I recently wrote a web application using Kemal, which has an API for generating QR images: /key/qrcode
. It takes about tens of milliseconds to call it once.
If I use the wrk
test to only respond to static page API, such as the home page, this is the result:
➜ ~ wrk -c 8000 -t 6 -d 15 http://localhost:8080/
Running 15s test @ http://localhost:8080/
6 threads and 8000 connections
Thread Stats Avg Stdev Max +/- Stdev
Latency 61.02ms 11.64ms 265.48ms 89.10%
Req/Sec 2.74k 847.52 4.29k 67.90%
243625 requests in 15.04s, 1.38GB read
Socket errors: connect 6983, read 0, write 0, timeout 0
Requests/sec: 16201.40
Transfer/sec: 94.14MB
But testing the API generated by the QR Code, the result becomes like this:
➜ ~ wrk -c 8000 -t 6 -d 15 http://localhost:8080/key/qrcode
Running 15s test @ http://localhost:8080/key/qrcode
6 threads and 8000 connections
Thread Stats Avg Stdev Max +/- Stdev
Latency 1.00s 571.39ms 1.98s 58.33%
Req/Sec 10.76 8.27 40.00 76.26%
455 requests in 15.03s, 2.83MB read
Socket errors: connect 6983, read 0, write 0, timeout 395
Requests/sec: 30.28
Transfer/sec: 193.00KB
The QR Code is implemented using C binding for libqrencode
and stumpy_png.
Worse, my Kemal app couldn’t respond to any requests when I tested the /key/qrcode
API.
How should Crystal respond to this situation?
What’s the benchmark for testing just the QR logic without kemal in the middle?
That’s expected, because Crystal is currently single-threaded and the work task doesn’t allow any fiber switches for concurrency. So while a handler is generating a QR code, the server is unresponsive.
You could mitigate this by allowing fiber switches during the work task (which would probably require to rewrite the QR generator), but that would obviously only lead to even longer response times. Another option is to run multiple processes in parallel with SO_REUSEPORT
which would allow handling requesta in parallel on different cores.
1 Like
The way I’m reading it, allowing fiber switches would lead to slightly larger response times but should increase overall throughput across the application? e.g. allowing responses to /home while /key/qrcode is doing its thing.
I’m not sure of a way to handle this purely within crystal but the suggestion of having more processes running will aid with things. You might need to change the design/architechture of your app in order to support this at higer levels of load, such as pushing QR code generation into a job and then having the client poll (or a websocket push) the endpoint for completion. You’d be essentially taking the QR generation out of the request/response cycle and would require additional services to support this one function so whether that would be worth it or not would only be for you to say. You’re also approaching microservice architecture at that point and for me, I’d go with straight-shoota’s suggestion.

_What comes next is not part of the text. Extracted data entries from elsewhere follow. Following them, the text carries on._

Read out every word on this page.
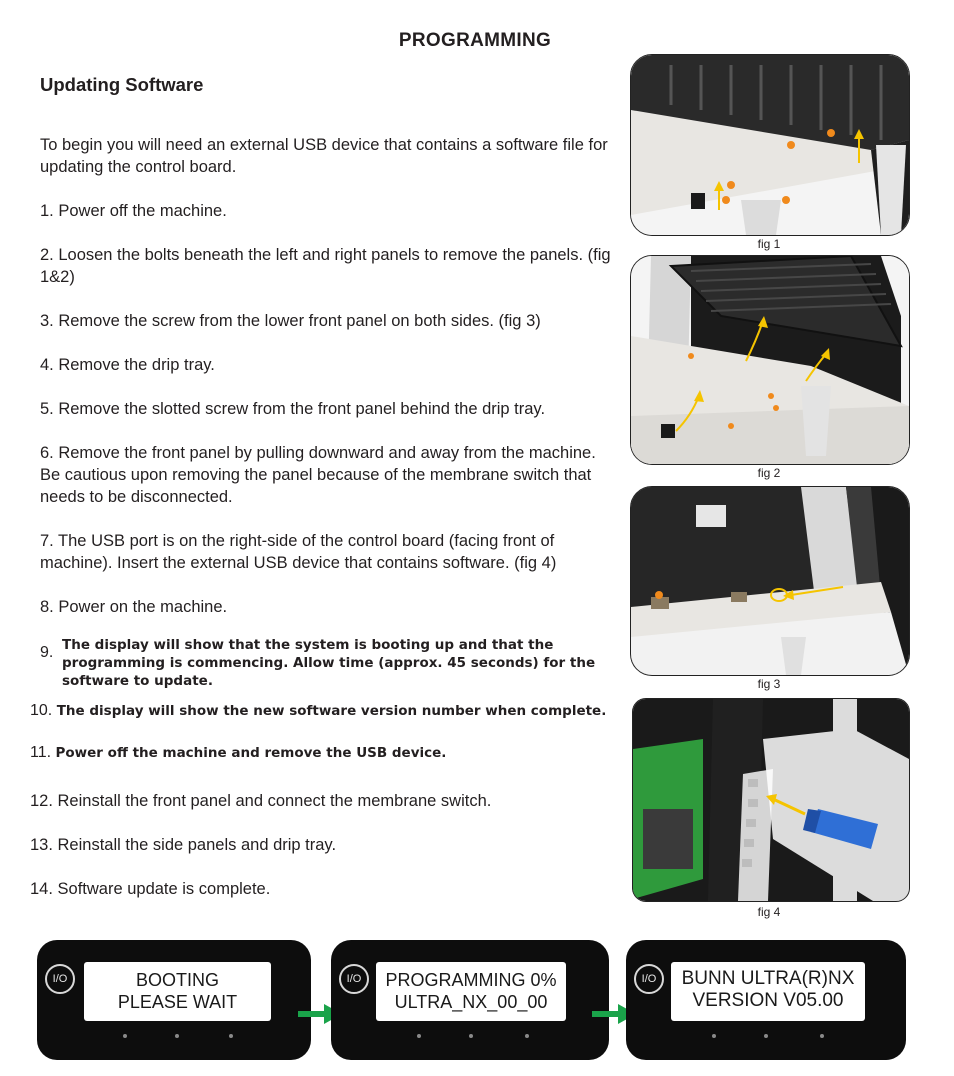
PROGRAMMING
Updating Software
To begin you will need an external USB device that contains a software file for updating the control board.
1. Power off the machine.
2. Loosen the bolts beneath the left and right panels to remove the panels. (fig 1&2)
3. Remove the screw from the lower front panel on both sides. (fig 3)
4. Remove the drip tray.
5. Remove the slotted screw from the front panel behind the drip tray.
6. Remove the front panel by pulling downward and away from the machine. Be cautious upon removing the panel because of the membrane switch that needs to be disconnected.
7. The USB port is on the right-side of the control board (facing front of machine). Insert the external USB device that contains software. (fig 4)
8. Power on the machine.
9. The display will show that the system is booting up and that the programming is commencing. Allow time (approx. 45 seconds) for the software to update.
10. The display will show the new software version number when complete.
11. Power off the machine and remove the USB device.
12. Reinstall the front panel and connect the membrane switch.
13. Reinstall the side panels and drip tray.
14. Software update is complete.
fig 1
fig 2
fig 3
fig 4
I/O	BOOTING
PLEASE WAIT
I/O	PROGRAMMING 0%
ULTRA_NX_00_00
I/O	BUNN ULTRA(R)NX
VERSION V05.00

Multiple processes will probably get you across the line unless you’re serving insane levels of traffic or someone’s hammering your /key/qrcode endpoint.
No, throughput would not really benefit. The program can execute different fibers concurrently, but it’s not able to send more data. Latency would improve for fast requests and worsen for long running requests (because they’re interrupted). And availablility should also improve in case latency causes requests to time out.
1 Like
I am wondering if I can make the /key/qrcode
API not affect the entire program?
Even if the QR Code is generated slowly, it doesn’t matter, but it can’t stop the application from responding to other requests, otherwise, using this API can easily defeat my web application.
I know that I can run the QR Code generation task independently in another process and then call it through RPC.
But since I came here for help, I just wanted to know if there were other ways to solve it.
There’s no way to solve it. A CPU intensive task will block the only Thread of execution that exists right now in Crystal, and that means it will block every fiber in that Thread (and thus everywhere).
Eventually Crystal will be able to spawn multiple threads, so if you have a request doing QR code generation another fiber in another thread can take requests. I see this feature (parallelism) as something really good, exactly because of this case, even if it means generally slowing down the performance of the entire application.
Long running tasks in web applications are usually delegated to a dedicated task runner. There are a few available for Crystal such as mosquito, Onyx::Background, Ost and sidekiq.cr. The general idea is to offload computation intense tasks to a separate worker process (or multiple ones). You could either implement some kind of callback or polling directly in the client interface or directly in the server handler. This keeps the server responsive because the fiber executing the QR-code request can be sent to sleep while the result is generated in a separate process. Once it is available, the fiber can continue to send it back to the client.